Former Congressman and Civil Rights Activist John Lewis attended the annual convention multiple times to inspire children through his comic book.
In a sea full of superheroes who've descended on San Diego during Comic-Con over the years, one stands out to Professor Zeinabu Irene Davis.
“The greatest superhero was John Lewis because no one can beat the sacrifice that he made for this country," exclaimed Davis.
The now deceased Civil Rights icon didn't wear a cape, but he withstood unimaginable brutality.
Lewis and other demonstrators were beaten as they led a peaceful march from Selma, Alabama, to Montgomery in 1965, pushing for voting rights.
In 2015 and 2017 Lewis led marches through Comic-Con to inspire young people and bring attention to his comic-book trilogy, “March” and “Run,” chronicling his life and push for social justice.
Two years after his death, his co-author and former policy advisor, Andrew Aydin, is looking to keep Lewis’ legacy of service alive—with a march including San Diego area kids through the convention hall on Saturday.
“He was trying to inspire another generation, another generation of children, of young people to stand up and to speak out and to march," said Aydin.

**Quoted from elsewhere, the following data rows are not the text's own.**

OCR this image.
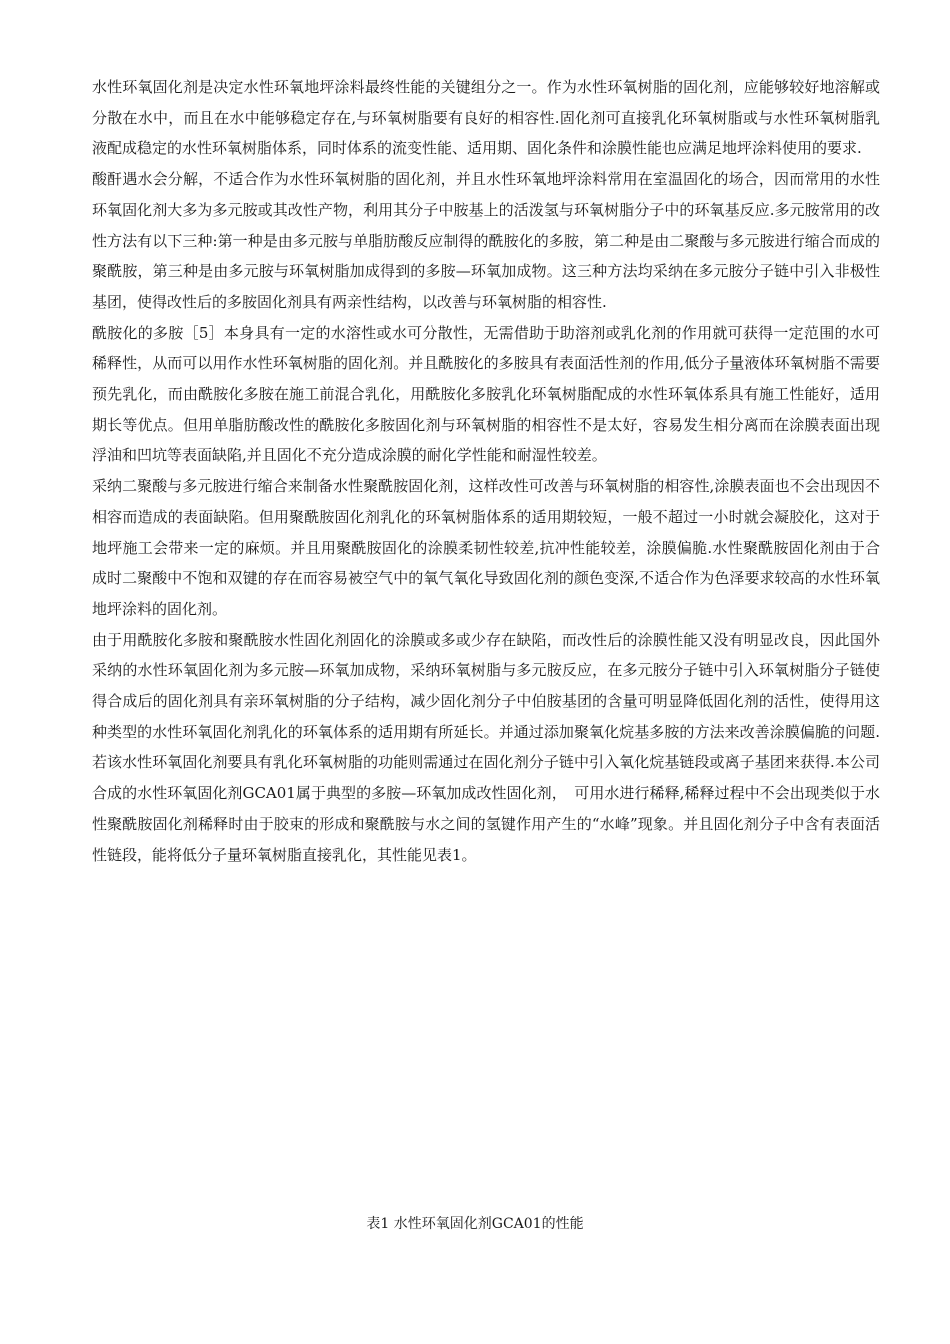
水性环氧固化剂是决定水性环氧地坪涂料最终性能的关键组分之一。作为水性环氧树脂的固化剂，应能够较好地溶解或分散在水中，而且在水中能够稳定存在,与环氧树脂要有良好的相容性.固化剂可直接乳化环氧树脂或与水性环氧树脂乳液配成稳定的水性环氧树脂体系，同时体系的流变性能、适用期、固化条件和涂膜性能也应满足地坪涂料使用的要求.

酸酐遇水会分解，不适合作为水性环氧树脂的固化剂，并且水性环氧地坪涂料常用在室温固化的场合，因而常用的水性环氧固化剂大多为多元胺或其改性产物，利用其分子中胺基上的活泼氢与环氧树脂分子中的环氧基反应.多元胺常用的改性方法有以下三种:第一种是由多元胺与单脂肪酸反应制得的酰胺化的多胺，第二种是由二聚酸与多元胺进行缩合而成的聚酰胺，第三种是由多元胺与环氧树脂加成得到的多胺—环氧加成物。这三种方法均采纳在多元胺分子链中引入非极性基团，使得改性后的多胺固化剂具有两亲性结构，以改善与环氧树脂的相容性.

酰胺化的多胺［5］本身具有一定的水溶性或水可分散性，无需借助于助溶剂或乳化剂的作用就可获得一定范围的水可稀释性，从而可以用作水性环氧树脂的固化剂。并且酰胺化的多胺具有表面活性剂的作用,低分子量液体环氧树脂不需要预先乳化，而由酰胺化多胺在施工前混合乳化，用酰胺化多胺乳化环氧树脂配成的水性环氧体系具有施工性能好，适用期长等优点。但用单脂肪酸改性的酰胺化多胺固化剂与环氧树脂的相容性不是太好，容易发生相分离而在涂膜表面出现浮油和凹坑等表面缺陷,并且固化不充分造成涂膜的耐化学性能和耐湿性较差。

采纳二聚酸与多元胺进行缩合来制备水性聚酰胺固化剂，这样改性可改善与环氧树脂的相容性,涂膜表面也不会出现因不相容而造成的表面缺陷。但用聚酰胺固化剂乳化的环氧树脂体系的适用期较短，一般不超过一小时就会凝胶化，这对于地坪施工会带来一定的麻烦。并且用聚酰胺固化的涂膜柔韧性较差,抗冲性能较差，涂膜偏脆.水性聚酰胺固化剂由于合成时二聚酸中不饱和双键的存在而容易被空气中的氧气氧化导致固化剂的颜色变深,不适合作为色泽要求较高的水性环氧地坪涂料的固化剂。

由于用酰胺化多胺和聚酰胺水性固化剂固化的涂膜或多或少存在缺陷，而改性后的涂膜性能又没有明显改良，因此国外采纳的水性环氧固化剂为多元胺—环氧加成物，采纳环氧树脂与多元胺反应，在多元胺分子链中引入环氧树脂分子链使得合成后的固化剂具有亲环氧树脂的分子结构，减少固化剂分子中伯胺基团的含量可明显降低固化剂的活性，使得用这种类型的水性环氧固化剂乳化的环氧体系的适用期有所延长。并通过添加聚氧化烷基多胺的方法来改善涂膜偏脆的问题.若该水性环氧固化剂要具有乳化环氧树脂的功能则需通过在固化剂分子链中引入氧化烷基链段或离子基团来获得.本公司合成的水性环氧固化剂GCA01属于典型的多胺—环氧加成改性固化剂，　可用水进行稀释,稀释过程中不会出现类似于水性聚酰胺固化剂稀释时由于胶束的形成和聚酰胺与水之间的氢键作用产生的“水峰”现象。并且固化剂分子中含有表面活性链段，能将低分子量环氧树脂直接乳化，其性能见表1。

表1 水性环氧固化剂GCA01的性能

“We can honor courage by continuing what they started all those years ago and go to other marches," explained 13-year-old Mateo Brunelle.
Mateo plans to attend the march for the first time and is applying the book’s principles to his school's anti-bullying campaign.
"In Ally Action were training people to be courageous like they were in the book," said Mateo.
Junior Desta Chery marched with Lewis when he was in San Diego back in 2015 and 2017. She’s also read the books which were taught in some San Diego Unified School District classes.
“It taught me that change takes time and it takes a lot of work and takes a group of people and a lot of different people.”
Desta's mother calls the books the blueprint for activism that's needed today, from voter suppression to Roe v. Wade and other issues.
“We have to fight for reproductive rights, for abortion rights, for women to have access to their own bodies,” says Davis.
Davis and her daughter are planning on taking part in the march scheduled Saturday after the panel discussion ends at 11 a.m., inspired by Lewis’ motto of good trouble to agitate change and make life better for everyone.